Typical cost: $5,000–$80,000
No hard credit pull to start. · Takes about 2 minutes.
What drives the price spread.
Diode lasers are nearly commodity at the low end; pay for ergonomics and warranty rather than spec. Erbium lasers (BIOLASE WaterLase, Fotona LightWalker) and Solea (CO2) are the major hard-tissue platforms; pricing varies on tip kits and software bundles.
Placement-in-service mechanics.
Place-in-service straightforward — 1 day install + staff training + first procedure. Solid current-year deduction play.

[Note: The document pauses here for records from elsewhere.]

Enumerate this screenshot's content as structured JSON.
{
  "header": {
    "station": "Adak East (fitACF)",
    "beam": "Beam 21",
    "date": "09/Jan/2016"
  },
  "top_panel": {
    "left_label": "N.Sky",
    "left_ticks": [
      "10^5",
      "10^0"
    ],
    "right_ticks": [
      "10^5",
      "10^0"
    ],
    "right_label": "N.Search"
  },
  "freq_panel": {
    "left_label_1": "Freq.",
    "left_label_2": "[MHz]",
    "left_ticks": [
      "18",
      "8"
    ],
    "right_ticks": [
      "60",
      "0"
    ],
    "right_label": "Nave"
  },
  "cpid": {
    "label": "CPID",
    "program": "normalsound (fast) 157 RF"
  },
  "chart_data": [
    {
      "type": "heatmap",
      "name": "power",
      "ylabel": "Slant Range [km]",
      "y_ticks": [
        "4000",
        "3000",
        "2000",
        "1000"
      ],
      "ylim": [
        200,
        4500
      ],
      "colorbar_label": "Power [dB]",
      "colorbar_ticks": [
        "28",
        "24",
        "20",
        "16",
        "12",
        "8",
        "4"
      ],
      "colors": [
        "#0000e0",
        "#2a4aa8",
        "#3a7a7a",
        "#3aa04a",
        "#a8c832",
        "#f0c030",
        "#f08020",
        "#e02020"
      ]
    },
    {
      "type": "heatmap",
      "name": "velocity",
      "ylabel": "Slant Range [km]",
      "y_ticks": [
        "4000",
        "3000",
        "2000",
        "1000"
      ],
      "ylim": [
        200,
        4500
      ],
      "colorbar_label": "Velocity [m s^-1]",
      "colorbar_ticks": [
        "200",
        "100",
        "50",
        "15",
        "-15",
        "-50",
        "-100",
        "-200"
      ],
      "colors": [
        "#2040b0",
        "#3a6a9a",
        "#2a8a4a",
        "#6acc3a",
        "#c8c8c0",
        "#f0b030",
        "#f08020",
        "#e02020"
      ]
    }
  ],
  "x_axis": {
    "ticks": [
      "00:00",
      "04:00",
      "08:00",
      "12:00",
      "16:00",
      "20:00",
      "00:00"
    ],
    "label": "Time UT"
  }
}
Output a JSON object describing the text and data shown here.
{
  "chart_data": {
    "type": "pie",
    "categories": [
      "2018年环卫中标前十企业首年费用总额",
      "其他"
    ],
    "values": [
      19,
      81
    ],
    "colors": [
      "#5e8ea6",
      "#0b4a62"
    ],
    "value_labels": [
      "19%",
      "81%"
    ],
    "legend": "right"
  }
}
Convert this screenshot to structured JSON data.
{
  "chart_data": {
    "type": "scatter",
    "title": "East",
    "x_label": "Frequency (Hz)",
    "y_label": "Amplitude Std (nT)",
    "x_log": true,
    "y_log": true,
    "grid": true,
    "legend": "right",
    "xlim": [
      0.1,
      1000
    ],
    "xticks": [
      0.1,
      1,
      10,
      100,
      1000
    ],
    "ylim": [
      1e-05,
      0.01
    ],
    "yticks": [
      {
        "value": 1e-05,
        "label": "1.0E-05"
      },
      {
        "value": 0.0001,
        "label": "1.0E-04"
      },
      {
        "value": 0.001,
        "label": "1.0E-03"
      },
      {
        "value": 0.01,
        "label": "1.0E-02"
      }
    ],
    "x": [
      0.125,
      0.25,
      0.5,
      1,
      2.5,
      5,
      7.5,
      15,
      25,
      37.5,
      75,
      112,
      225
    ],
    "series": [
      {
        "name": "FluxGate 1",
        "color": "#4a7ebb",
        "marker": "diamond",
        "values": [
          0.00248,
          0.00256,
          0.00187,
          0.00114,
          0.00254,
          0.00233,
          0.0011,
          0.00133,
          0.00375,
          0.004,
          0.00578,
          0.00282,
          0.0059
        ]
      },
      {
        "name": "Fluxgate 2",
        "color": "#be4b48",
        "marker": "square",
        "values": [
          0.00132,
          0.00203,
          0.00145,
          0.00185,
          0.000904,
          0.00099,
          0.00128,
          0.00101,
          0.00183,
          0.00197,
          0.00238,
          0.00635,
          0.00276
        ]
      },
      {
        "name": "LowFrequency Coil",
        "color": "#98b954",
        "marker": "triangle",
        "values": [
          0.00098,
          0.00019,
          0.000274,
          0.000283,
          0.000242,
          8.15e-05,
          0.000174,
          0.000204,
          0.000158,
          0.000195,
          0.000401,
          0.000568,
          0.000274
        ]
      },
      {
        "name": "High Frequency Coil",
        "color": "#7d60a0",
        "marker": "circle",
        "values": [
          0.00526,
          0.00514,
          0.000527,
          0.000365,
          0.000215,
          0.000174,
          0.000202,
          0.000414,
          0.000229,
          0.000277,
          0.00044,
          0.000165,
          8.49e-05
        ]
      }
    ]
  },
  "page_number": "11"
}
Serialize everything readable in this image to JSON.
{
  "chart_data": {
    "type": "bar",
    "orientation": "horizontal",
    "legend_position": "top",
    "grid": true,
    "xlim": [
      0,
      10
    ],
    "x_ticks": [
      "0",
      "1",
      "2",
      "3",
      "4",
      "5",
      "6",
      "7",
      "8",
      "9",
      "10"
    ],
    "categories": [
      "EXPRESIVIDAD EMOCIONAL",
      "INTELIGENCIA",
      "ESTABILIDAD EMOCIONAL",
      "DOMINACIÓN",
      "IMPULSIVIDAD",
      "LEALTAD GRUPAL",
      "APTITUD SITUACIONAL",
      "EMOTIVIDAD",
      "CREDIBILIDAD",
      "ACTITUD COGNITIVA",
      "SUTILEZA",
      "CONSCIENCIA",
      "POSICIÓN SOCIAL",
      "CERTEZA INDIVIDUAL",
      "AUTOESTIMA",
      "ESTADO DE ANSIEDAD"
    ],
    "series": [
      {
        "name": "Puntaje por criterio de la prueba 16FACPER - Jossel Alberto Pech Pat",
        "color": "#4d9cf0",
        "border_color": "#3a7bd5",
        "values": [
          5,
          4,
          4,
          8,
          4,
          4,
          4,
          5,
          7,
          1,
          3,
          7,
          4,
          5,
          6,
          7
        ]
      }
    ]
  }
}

Lease vs. finance for this equipment.
Diode lasers (small ticket): finance via short-term EFA. Hard-tissue lasers: finance with 60-month EFA / $1-buyout; the technology refresh cycle is slow enough that FMV doesn't add value.
What lenders typically finance.
- BIOLASE WaterLase iPlus
- Fotona LightWalker AT
- Convergent Solea (CO2)
- AMD Picasso (diode)
Brand-specific financing pages launch in Wave 2.
Questions about financing this.
- Is a diode laser worth the financing?
- Most under-$10K diode lasers are paid cash or bundled into a small working-capital draw. Financing makes more sense at the $30K+ hard-tissue tier.